A Ryanggang province party committee directive exempting top-scoring students from seasonal farm labor mobilization has ignited a fairness dispute among parents, with many arguing that school-level testing used to determine exemptions is too easy to manipulate, a Daily NK source in Ryanggang province said on Monday. 

North Korea regularly mobilizes students from senior middle schools — the equivalent of high schools — for agricultural labor during the planting and harvest seasons. Students are typically sent away for approximately one month at a time, living in dormitories at farming sites and fulfilling daily work quotas. The practice functions as a de facto supplement to the agricultural workforce.

The Ryanggang province party committee issued the directive to senior middle schools across the province in mid-April, ahead of the rice transplanting season. Under the directive, a limited number of students identified as academic high achievers are to be excluded from mobilization and allowed to continue their studies uninterrupted. The provincial party committee framed the policy as part of the party’s emphasis on education and talent development, arguing that students who can contribute to national development through academic excellence should be kept in school.

Opaque criteria fuel accusations of favoritism

The criteria for exemption are based on results from internal school examinations, which individual schools administer independently on a weekly or monthly basis by subject. Because there is no standardized national test governing the exemption selections, parents say teachers retain broad discretion over who qualifies, creating fertile ground for manipulation and grade tampering.

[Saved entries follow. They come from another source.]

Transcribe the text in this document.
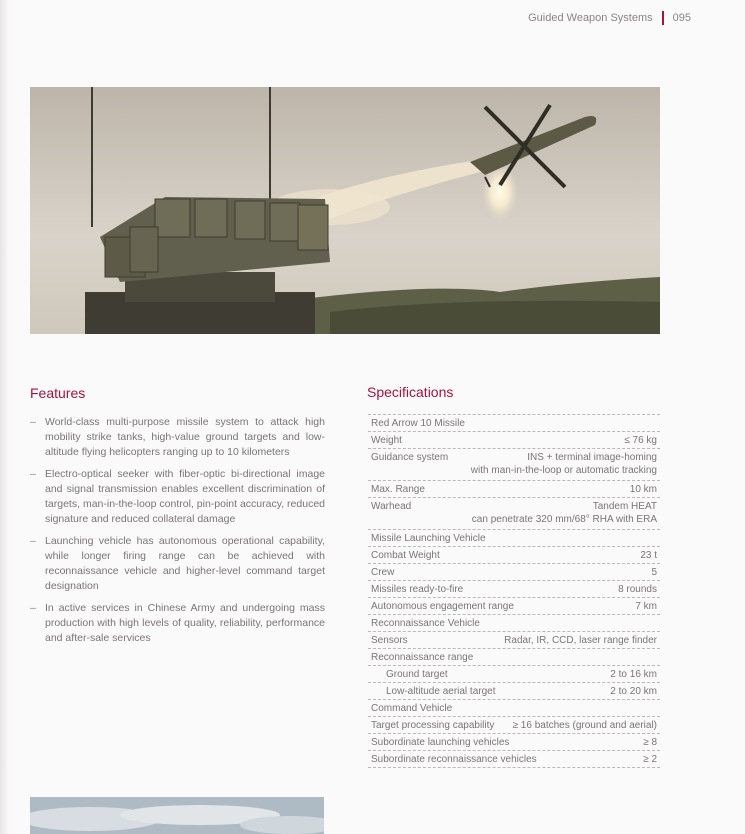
Guided Weapon Systems 095
Features
– World-class multi-purpose missile system to attack high mobility strike tanks, high-value ground targets and low-altitude flying helicopters ranging up to 10 kilometers
– Electro-optical seeker with fiber-optic bi-directional image and signal transmission enables excellent discrimination of targets, man-in-the-loop control, pin-point accuracy, reduced signature and reduced collateral damage
– Launching vehicle has autonomous operational capability, while longer firing range can be achieved with reconnaissance vehicle and higher-level command target designation
– In active services in Chinese Army and undergoing mass production with high levels of quality, reliability, performance and after-sale services
Specifications
Red Arrow 10 Missile
Weight	≤ 76 kg
Guidance system	INS + terminal image-homing
with man-in-the-loop or automatic tracking
Max. Range	10 km
Warhead	Tandem HEAT
can penetrate 320 mm/68° RHA with ERA
Missile Launching Vehicle
Combat Weight	23 t
Crew	5
Missiles ready-to-fire	8 rounds
Autonomous engagement range	7 km
Reconnaissance Vehicle
Sensors	Radar, IR, CCD, laser range finder
Reconnaissance range
Ground target	2 to 16 km
Low-altitude aerial target	2 to 20 km
Command Vehicle
Target processing capability ≥ 16 batches (ground and aerial)
Subordinate launching vehicles	≥ 8
Subordinate reconnaissance vehicles	≥ 2
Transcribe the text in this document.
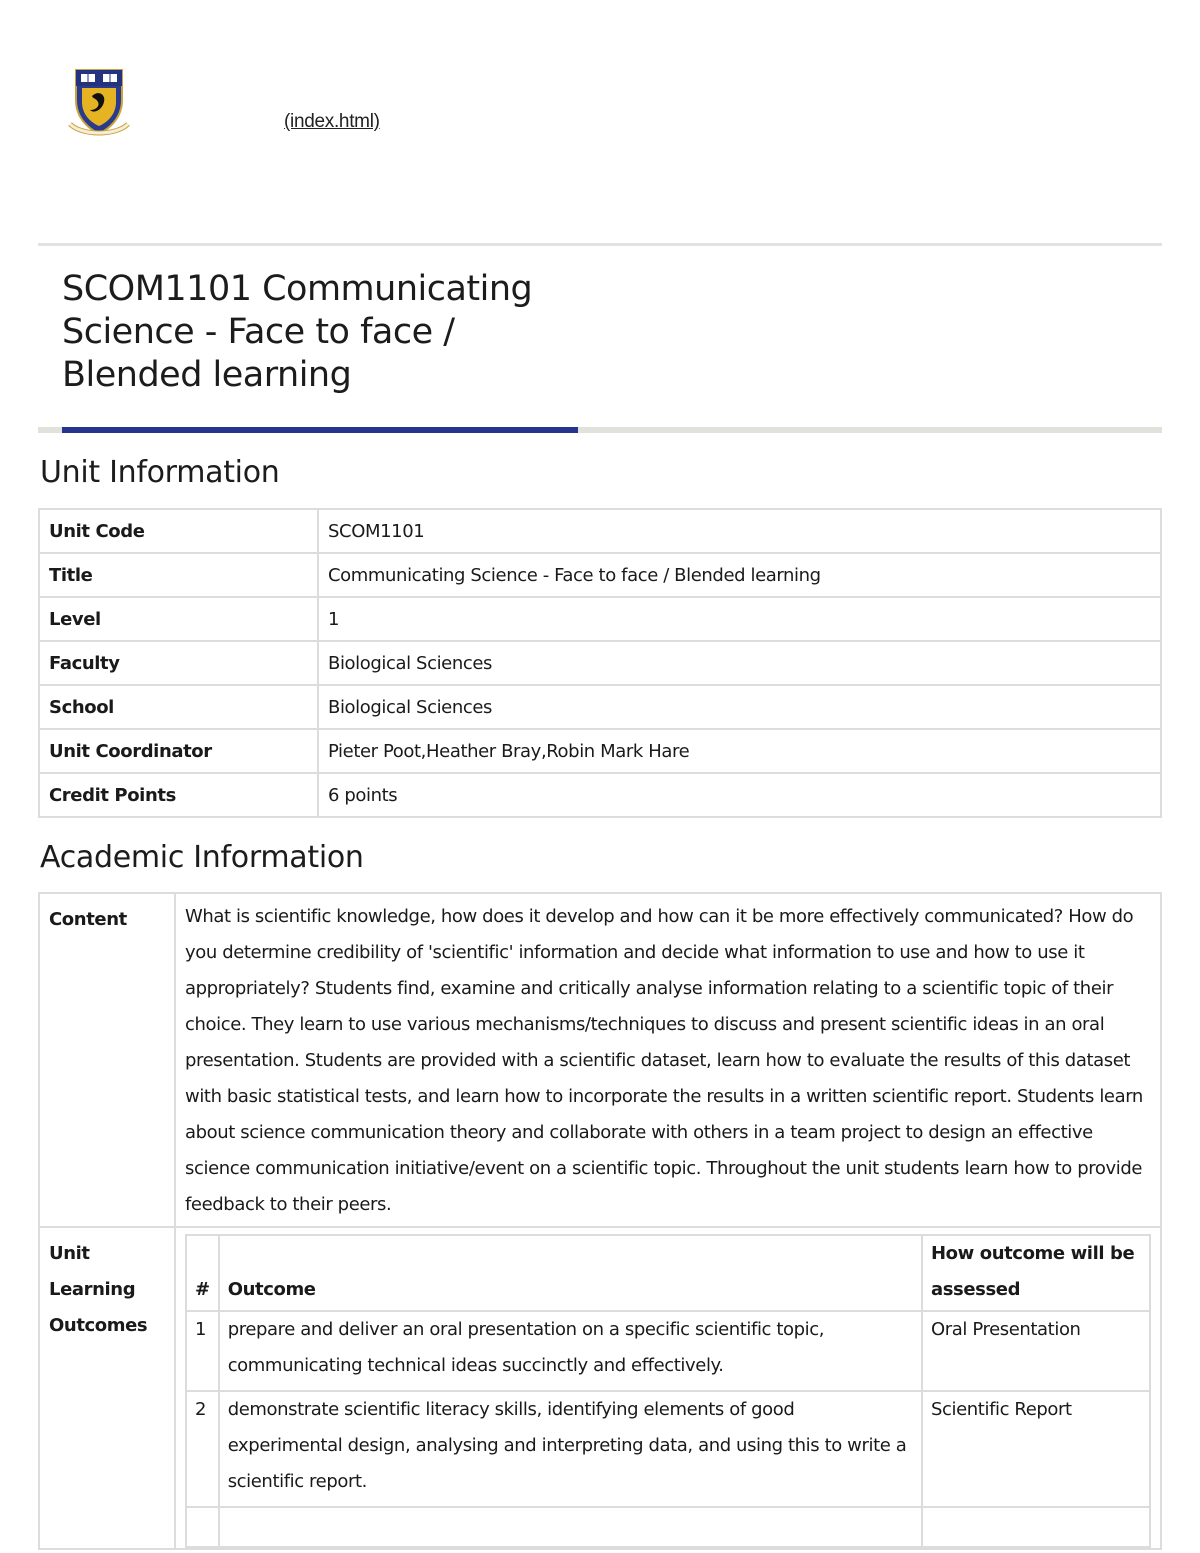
(index.html)
SCOM1101 Communicating Science - Face to face / Blended learning
Unit Information
Unit Code	SCOM1101
Title	Communicating Science - Face to face / Blended learning
Level	1
Faculty	Biological Sciences
School	Biological Sciences
Unit Coordinator	Pieter Poot,Heather Bray,Robin Mark Hare
Credit Points	6 points
Academic Information
Content	What is scientific knowledge, how does it develop and how can it be more effectively communicated? How do you determine credibility of 'scientific' information and decide what information to use and how to use it appropriately? Students find, examine and critically analyse information relating to a scientific topic of their choice. They learn to use various mechanisms/techniques to discuss and present scientific ideas in an oral presentation. Students are provided with a scientific dataset, learn how to evaluate the results of this dataset with basic statistical tests, and learn how to incorporate the results in a written scientific report. Students learn about science communication theory and collaborate with others in a team project to design an effective science communication initiative/event on a scientific topic. Throughout the unit students learn how to provide feedback to their peers.
Unit Learning Outcomes	
#	Outcome	How outcome will be assessed
1	prepare and deliver an oral presentation on a specific scientific topic, communicating technical ideas succinctly and effectively.	Oral Presentation
2	demonstrate scientific literacy skills, identifying elements of good experimental design, analysing and interpreting data, and using this to write a scientific report.	Scientific Report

The source said parents are particularly agitated because exemption decisions effectively rest in teachers’ hands. The widespread expectation, the source said, is that the exemptions will flow to children from families with money and connections rather than to genuinely high-performing students.

Parents’ frustration is compounded by the conditions students face during mobilization. The source described the farm labor assignments as grueling, saying students are assigned daily work quotas and cannot return to their dormitories until those quotas are met. “They’re basically no different from farm laborers,” the source said. “It’s hard to watch.”

Critics within Ryanggang province say that introducing non-transparent exemptions into a system already perceived as harsh and inequitable only deepens internal grievances rather than resolving them. The fairness dispute is likely to intensify as the mobilization season progresses and actual exemption lists are announced at individual schools.